Need a formula for this scenario....

[Intle]

So I've been wondering if anyone knows a formula to relate these quantities in this scenario.
Say I have a container that originally has some volume, some amount of atoms at a constant velocity and is at a certain pressure and is airtight and then connect it to another container that has twice the volume and is at a very low pressure. Now some of these atoms will move from the first container to the second container due to the difference in pressure. Is there a formula I could use to calculate how many of these atoms move over to the second container to reach equilibrium?
What about a change in velocity of the atoms?
Is there a formula I can use?

 

[jedishrfu]

If you consider the two volumes reach equilibrium after some time then you could use volume ratios to determine the atoms in each one and knowing the atoms in the second container before they were connected you could determine how many moved, right?

 

[CWatters]

Looks like two thirds of the atoms will end up in the new container.

Thinks like final pressure and temperature depend if the containers are insulated or not. Google adiabatic, isothermal, and possibly isobaric.

 

[Intle]

Looks like two thirds of the atoms will end up in the new container.

Thinks like final pressure and temperature depend if the containers are insulated or not. Google adiabatic, isothermal, and possibly isobaric.

Ok, so could you show me how you got this value?
It would be an adiabatic scenario, and yes it is supposed to be insulated. It is an ideal scenario. I'm a bit more interested on how to find a change in velocity of these atoms.
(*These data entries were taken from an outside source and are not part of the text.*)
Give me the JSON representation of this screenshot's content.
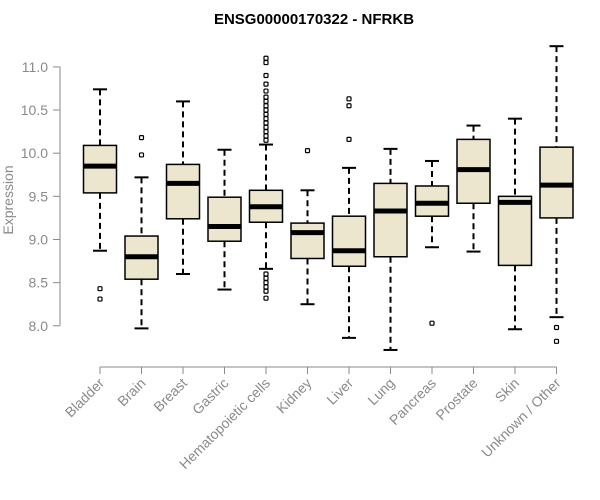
{
  "chart_data": {
    "type": "boxplot",
    "title": "ENSG00000170322 - NFRKB",
    "xlabel": "",
    "ylabel": "Expression",
    "ylim": [
      7.65,
      11.3
    ],
    "yticks": [
      "8.0",
      "8.5",
      "9.0",
      "9.5",
      "10.0",
      "10.5",
      "11.0"
    ],
    "box_color": "#ede6cf",
    "axis_color": "#8a8a8a",
    "categories": [
      "Bladder",
      "Brain",
      "Breast",
      "Gastric",
      "Hematopoietic cells",
      "Kidney",
      "Liver",
      "Lung",
      "Pancreas",
      "Prostate",
      "Skin",
      "Unknown / Other"
    ],
    "boxes": [
      {
        "name": "Bladder",
        "whisker_low": 8.87,
        "q1": 9.54,
        "median": 9.85,
        "q3": 10.09,
        "whisker_high": 10.74,
        "outliers": [
          8.43,
          8.31
        ]
      },
      {
        "name": "Brain",
        "whisker_low": 7.97,
        "q1": 8.54,
        "median": 8.8,
        "q3": 9.04,
        "whisker_high": 9.72,
        "outliers": [
          10.18,
          9.98
        ]
      },
      {
        "name": "Breast",
        "whisker_low": 8.6,
        "q1": 9.24,
        "median": 9.65,
        "q3": 9.87,
        "whisker_high": 10.6,
        "outliers": []
      },
      {
        "name": "Gastric",
        "whisker_low": 8.42,
        "q1": 8.98,
        "median": 9.15,
        "q3": 9.49,
        "whisker_high": 10.04,
        "outliers": []
      },
      {
        "name": "Hematopoietic cells",
        "whisker_low": 8.66,
        "q1": 9.2,
        "median": 9.38,
        "q3": 9.57,
        "whisker_high": 10.1,
        "outliers": [
          11.1,
          11.05,
          10.9,
          10.8,
          10.72,
          10.65,
          10.6,
          10.55,
          10.5,
          10.45,
          10.4,
          10.35,
          10.3,
          10.25,
          10.2,
          10.15,
          8.6,
          8.55,
          8.5,
          8.45,
          8.4,
          8.32
        ]
      },
      {
        "name": "Kidney",
        "whisker_low": 8.25,
        "q1": 8.78,
        "median": 9.08,
        "q3": 9.19,
        "whisker_high": 9.57,
        "outliers": [
          10.03
        ]
      },
      {
        "name": "Liver",
        "whisker_low": 7.86,
        "q1": 8.69,
        "median": 8.87,
        "q3": 9.27,
        "whisker_high": 9.83,
        "outliers": [
          10.63,
          10.55,
          10.16
        ]
      },
      {
        "name": "Lung",
        "whisker_low": 7.72,
        "q1": 8.8,
        "median": 9.33,
        "q3": 9.65,
        "whisker_high": 10.05,
        "outliers": []
      },
      {
        "name": "Pancreas",
        "whisker_low": 8.91,
        "q1": 9.27,
        "median": 9.42,
        "q3": 9.62,
        "whisker_high": 9.91,
        "outliers": [
          8.03
        ]
      },
      {
        "name": "Prostate",
        "whisker_low": 8.86,
        "q1": 9.42,
        "median": 9.81,
        "q3": 10.16,
        "whisker_high": 10.32,
        "outliers": []
      },
      {
        "name": "Skin",
        "whisker_low": 7.96,
        "q1": 8.7,
        "median": 9.43,
        "q3": 9.5,
        "whisker_high": 10.4,
        "outliers": []
      },
      {
        "name": "Unknown / Other",
        "whisker_low": 8.1,
        "q1": 9.25,
        "median": 9.63,
        "q3": 10.07,
        "whisker_high": 11.24,
        "outliers": [
          7.98,
          7.82
        ]
      }
    ]
  }
}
Ofcourse I am assuming that there will be a change in velocity, and I could be wrong in this assumption, but I thought that the change in pressure would cause the gas to move into the area of very low pressure. I would like to add that this area is supposed to be very close to a vacuum.

 

[CWatters]

γ

Ok, so could you show me how you got this value?
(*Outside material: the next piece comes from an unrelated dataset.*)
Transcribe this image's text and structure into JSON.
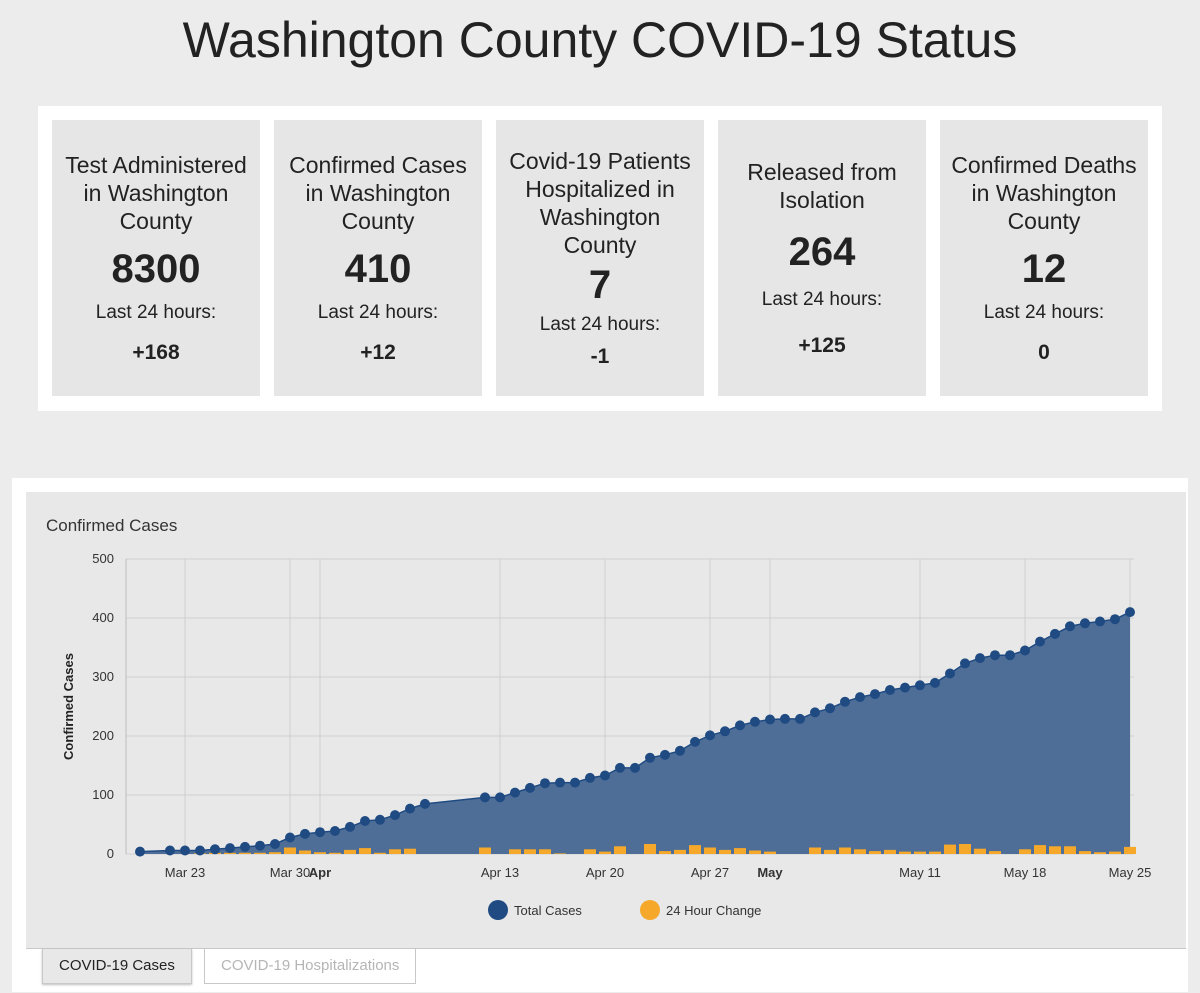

Say I have a container that originally has some volume, some amount of atoms at a constant velocity and is at a certain pressure and is airtight and then connect it to another container that has twice the volume and is at a very low pressure.

The volume increases from 1 unit to 3 units. That means the original container represents 1/3rd of the final volume and the new container 2/3rds. If the temperature and pressure ends up the same in both then the atoms will end up distributed uniformly. So there will be 1/3rd in the original container and 2/3rds in the new container.

It would be an adiabatic scenario, and yes it is supposed to be insulated. It is an ideal scenario.

If the container is insulated the gas will cool as it expands. I believe you need to know the adiabatic index γ of the gas to work out the final temperature and pressure. No matter.. If both containers end up at the same temperature and pressure then I would still expect the distribution of atoms to be uniform.

I'm a bit more interested on how to find a change in velocity of these atoms.

I believe you can calculate that...

The temperature will change as the gas expands and Temperature is related to the average (rms) velocity of the atoms...

If you had gas at temperature T₁ in an insulated syringe of volume V₁ and simply allowed the gas to expand to volume V₂ by pulling or releasing the syringe the gas would cool down to T₂..

Formulae for adiabatic process can be found here..
https://en.wikipedia.org/wiki/Adiabatic_process

I'm a bit rusty but I think..

T₁V₁^γ-1 = T₂V₂^γ-1

So if you know T₁, V₁, V₂ and γ you can work out the final temperature T₂

The before and after rms velocity of the atoms can be calculated from T₁ and T₂ as per...

https://en.wikipedia.org/wiki/Root-mean-square_speed

 

[CWatters]

Just to continue..

From https://en.wikipedia.org/wiki/Root-mean-square_speed

Vrms₁ = √ (3RT₁/M_m)

So the ratio of the rms velocities would be..

Vrms₂/Vrms₁ = √T₂/√T₁ = √(T₂/T₁) ........(1)

From earlier

T₁V₁^γ-1 = T₂V₂^γ-1

so T₂/T₁ = V₁^γ-1/V₂^γ-1 ...(2)

substitute into (1) gives

Vrms₂/Vrms₁ = √(V₁^γ-1/V₂^γ-1)

So quite a simple relationship between the rms velocity and change in volume.

As I said I might be rusty!

Edited to correct a few typos.

 

[Intle]

Just to continue..

From https://en.wikipedia.org/wiki/Root-mean-square_speed

Vrms₁ = √ (3RT₁/M_m)

So the ratio of the rms velocities would be..

Vrms₂/Vrms₁ = √T₂/√T₁ = √(T₂/T₁) ........(1)

From earlier

T₁V₁^γ-1 = T₂V₂^γ-1

so T₂/T₁ = V₁^γ-1/V₂^γ-1 ...(2)

substitute into (1) gives

Vrms₂/Vrms₁ = √(V₁^γ-1/V₂^γ-1)

So quite a simple relationship between the rms velocity and change in volume.

As I said I might be rusty!

Edited to correct a few typos.

Thanks, precisely what I was looking for.